For tagged kids to get back in the game, another student needs to stand behind them and say the words "Guess who." If the tagged person can guess who is standing behind them just from their voice, they are back in. Keep playing until everyone is out.
Originally a tailgating game, cornhole is awesome in PE class too. Most of the kids probably already know how to play, but you can refresh them on the rules of cornhole if you need to.
You use cornhole boards (or tape out a "board" on the gym floor) and try to see which team can score the highest. Teams take turns tossing bean bags into the hole of the board. Those who make it in the hole are worth three points, and those who land on the board are one. The team that hits 21 points first is the winner.
Original PE Games
Sometimes the best gym games are the ones you and the teens create, so get creative with the old games to make something totally new. These are a few ideas to take inspiration from traditional or classic PE games for high school and make them unique using special equipment or rules.

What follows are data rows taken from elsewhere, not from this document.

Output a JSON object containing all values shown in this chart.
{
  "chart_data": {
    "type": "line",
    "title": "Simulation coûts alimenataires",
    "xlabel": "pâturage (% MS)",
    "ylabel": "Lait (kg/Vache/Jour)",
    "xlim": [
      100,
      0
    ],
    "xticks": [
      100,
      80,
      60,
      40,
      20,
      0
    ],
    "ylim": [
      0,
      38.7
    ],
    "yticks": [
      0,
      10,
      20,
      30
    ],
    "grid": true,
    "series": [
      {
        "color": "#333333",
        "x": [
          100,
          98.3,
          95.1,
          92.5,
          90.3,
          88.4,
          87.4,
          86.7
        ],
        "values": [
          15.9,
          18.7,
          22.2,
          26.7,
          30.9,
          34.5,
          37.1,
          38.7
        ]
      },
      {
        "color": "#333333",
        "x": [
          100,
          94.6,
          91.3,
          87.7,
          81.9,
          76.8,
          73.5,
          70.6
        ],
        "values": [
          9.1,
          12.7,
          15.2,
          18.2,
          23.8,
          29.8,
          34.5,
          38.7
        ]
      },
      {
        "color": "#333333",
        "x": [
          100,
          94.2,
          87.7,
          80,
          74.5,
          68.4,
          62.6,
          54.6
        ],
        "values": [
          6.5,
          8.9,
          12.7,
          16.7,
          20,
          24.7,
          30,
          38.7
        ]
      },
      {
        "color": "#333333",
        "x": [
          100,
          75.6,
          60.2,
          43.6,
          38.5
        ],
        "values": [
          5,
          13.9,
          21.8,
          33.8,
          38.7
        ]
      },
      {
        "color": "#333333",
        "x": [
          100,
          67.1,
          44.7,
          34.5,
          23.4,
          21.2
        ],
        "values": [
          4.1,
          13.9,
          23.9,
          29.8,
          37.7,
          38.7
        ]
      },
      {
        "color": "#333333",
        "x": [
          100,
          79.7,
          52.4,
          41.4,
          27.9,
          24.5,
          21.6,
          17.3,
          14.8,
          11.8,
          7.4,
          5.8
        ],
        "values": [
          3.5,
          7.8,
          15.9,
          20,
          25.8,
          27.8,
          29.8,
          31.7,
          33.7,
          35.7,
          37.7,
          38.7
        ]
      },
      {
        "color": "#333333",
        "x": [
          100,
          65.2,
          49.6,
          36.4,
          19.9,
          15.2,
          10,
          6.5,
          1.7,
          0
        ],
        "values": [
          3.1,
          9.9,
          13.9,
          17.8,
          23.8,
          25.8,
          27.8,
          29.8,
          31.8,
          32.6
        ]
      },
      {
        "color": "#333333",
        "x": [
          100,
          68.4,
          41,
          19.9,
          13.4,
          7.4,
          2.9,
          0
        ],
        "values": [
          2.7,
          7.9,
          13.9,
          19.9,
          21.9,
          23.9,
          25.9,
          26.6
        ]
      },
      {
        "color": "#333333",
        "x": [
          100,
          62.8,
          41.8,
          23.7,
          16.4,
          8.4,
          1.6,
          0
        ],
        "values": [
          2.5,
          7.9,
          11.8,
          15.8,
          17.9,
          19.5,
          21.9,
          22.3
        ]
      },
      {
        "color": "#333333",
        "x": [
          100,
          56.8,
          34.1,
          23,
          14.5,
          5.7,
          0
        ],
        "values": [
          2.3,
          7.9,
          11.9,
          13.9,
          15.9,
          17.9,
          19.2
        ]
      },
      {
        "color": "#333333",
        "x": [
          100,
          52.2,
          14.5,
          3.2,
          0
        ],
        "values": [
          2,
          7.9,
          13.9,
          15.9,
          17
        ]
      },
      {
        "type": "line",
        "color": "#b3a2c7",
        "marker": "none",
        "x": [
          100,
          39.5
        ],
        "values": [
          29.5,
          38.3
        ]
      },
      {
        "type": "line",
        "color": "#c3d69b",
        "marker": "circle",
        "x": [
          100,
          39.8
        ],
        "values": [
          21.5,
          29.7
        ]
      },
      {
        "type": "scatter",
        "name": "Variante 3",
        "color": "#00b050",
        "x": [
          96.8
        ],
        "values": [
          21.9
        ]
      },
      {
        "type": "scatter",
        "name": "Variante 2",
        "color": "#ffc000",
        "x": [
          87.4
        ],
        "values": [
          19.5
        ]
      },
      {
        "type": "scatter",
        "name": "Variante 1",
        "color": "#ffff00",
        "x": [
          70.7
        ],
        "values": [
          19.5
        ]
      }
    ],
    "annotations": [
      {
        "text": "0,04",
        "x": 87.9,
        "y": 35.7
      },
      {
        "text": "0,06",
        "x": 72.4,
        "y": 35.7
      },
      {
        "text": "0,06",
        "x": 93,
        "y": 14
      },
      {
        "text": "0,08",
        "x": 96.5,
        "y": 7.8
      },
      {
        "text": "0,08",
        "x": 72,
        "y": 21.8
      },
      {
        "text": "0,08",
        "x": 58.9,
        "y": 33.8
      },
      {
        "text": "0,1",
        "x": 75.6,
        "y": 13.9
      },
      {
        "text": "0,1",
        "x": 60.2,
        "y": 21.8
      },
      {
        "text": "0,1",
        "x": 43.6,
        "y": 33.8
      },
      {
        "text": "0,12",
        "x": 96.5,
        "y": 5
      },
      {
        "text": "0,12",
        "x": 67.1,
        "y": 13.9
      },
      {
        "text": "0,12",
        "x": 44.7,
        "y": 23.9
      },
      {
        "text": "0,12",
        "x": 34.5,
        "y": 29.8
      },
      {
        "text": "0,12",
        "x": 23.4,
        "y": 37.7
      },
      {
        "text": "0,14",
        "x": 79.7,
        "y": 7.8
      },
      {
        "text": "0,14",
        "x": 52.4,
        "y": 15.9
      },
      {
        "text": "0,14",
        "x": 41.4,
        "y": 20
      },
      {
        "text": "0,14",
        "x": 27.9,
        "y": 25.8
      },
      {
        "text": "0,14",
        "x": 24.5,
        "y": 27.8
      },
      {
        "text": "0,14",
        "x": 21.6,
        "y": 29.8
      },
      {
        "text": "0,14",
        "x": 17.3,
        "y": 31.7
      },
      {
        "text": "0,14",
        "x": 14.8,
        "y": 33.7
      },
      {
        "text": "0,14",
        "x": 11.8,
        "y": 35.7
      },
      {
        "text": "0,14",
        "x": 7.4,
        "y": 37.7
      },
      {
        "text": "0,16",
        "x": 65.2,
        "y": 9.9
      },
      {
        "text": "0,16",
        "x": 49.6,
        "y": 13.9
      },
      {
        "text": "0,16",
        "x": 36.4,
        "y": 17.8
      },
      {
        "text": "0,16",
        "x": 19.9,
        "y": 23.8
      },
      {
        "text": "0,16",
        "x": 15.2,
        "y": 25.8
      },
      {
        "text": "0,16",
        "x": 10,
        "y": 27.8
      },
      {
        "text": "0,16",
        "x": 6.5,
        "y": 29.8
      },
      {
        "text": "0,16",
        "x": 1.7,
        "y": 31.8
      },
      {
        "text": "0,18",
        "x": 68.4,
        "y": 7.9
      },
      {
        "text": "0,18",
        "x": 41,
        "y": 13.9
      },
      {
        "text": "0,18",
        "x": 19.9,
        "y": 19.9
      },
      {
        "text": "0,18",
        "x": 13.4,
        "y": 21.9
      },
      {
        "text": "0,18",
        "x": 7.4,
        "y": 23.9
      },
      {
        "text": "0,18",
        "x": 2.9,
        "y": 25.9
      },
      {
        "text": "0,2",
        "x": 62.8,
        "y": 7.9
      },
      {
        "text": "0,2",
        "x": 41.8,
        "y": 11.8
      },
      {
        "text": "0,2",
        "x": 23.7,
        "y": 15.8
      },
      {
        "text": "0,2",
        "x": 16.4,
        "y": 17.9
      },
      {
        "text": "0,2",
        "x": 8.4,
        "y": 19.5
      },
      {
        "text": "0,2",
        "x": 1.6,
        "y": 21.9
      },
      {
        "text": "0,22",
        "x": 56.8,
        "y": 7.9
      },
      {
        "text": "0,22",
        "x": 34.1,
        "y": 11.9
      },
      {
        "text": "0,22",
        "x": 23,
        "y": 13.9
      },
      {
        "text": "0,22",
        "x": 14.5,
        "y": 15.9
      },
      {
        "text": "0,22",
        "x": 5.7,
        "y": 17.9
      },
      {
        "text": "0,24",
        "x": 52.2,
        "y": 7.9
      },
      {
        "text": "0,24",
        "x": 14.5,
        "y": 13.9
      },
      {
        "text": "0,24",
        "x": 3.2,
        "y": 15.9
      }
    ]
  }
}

Think of this as an advanced form of following the leader. You don't need any equipment — just an open space, and some creative, willing kids. Divide the group into teams of at least five people on each team and set each team in a line, one person behind the next. Teams will jog together staying in a line. The teacher will call out "Shape Shift" at various points and teams must react appropriately at that time.
To start, the first person in each line forms a shape or pose with his arms and everyone in line holds the same position as they start to jog. When you call out "Shape Shift" the second person in each line forms a new arm pose and all other team members copy it. To do this, the first person in line will need to turn around and will be jogging backward for the rest of the game. Repeat these actions until the entire team is turned backward. This is a fun, non-competitive game.
Flag team is an individualized version of Capture the Flag. Give each student a designated spot in the gym with a hula hoop on the floor and a flag in the middle of the hoop. The goal is for each person to protect their flag but also steal at least one other flag. If your flag is stolen, you choose another person who still has their flag to join. You cannot steal any more flags once you are out, but you can help the other person defend theirs.
The rules are simple in terms of offense and defense. You cannot stand inside your hoop or anyone else's. To stop someone from stealing your flag, you must tag them on the back only. If you get tagged on the back by any player at any point in the game, you are out.
Get Your Game On
Everyone has a different definition of fun. It's awesome to create a physical education class inclusive of every kid when you choose a wide variety of games. The only true way to know if teens will like a game is to try it out, so introduce some new games and see which ones become favorites with your group.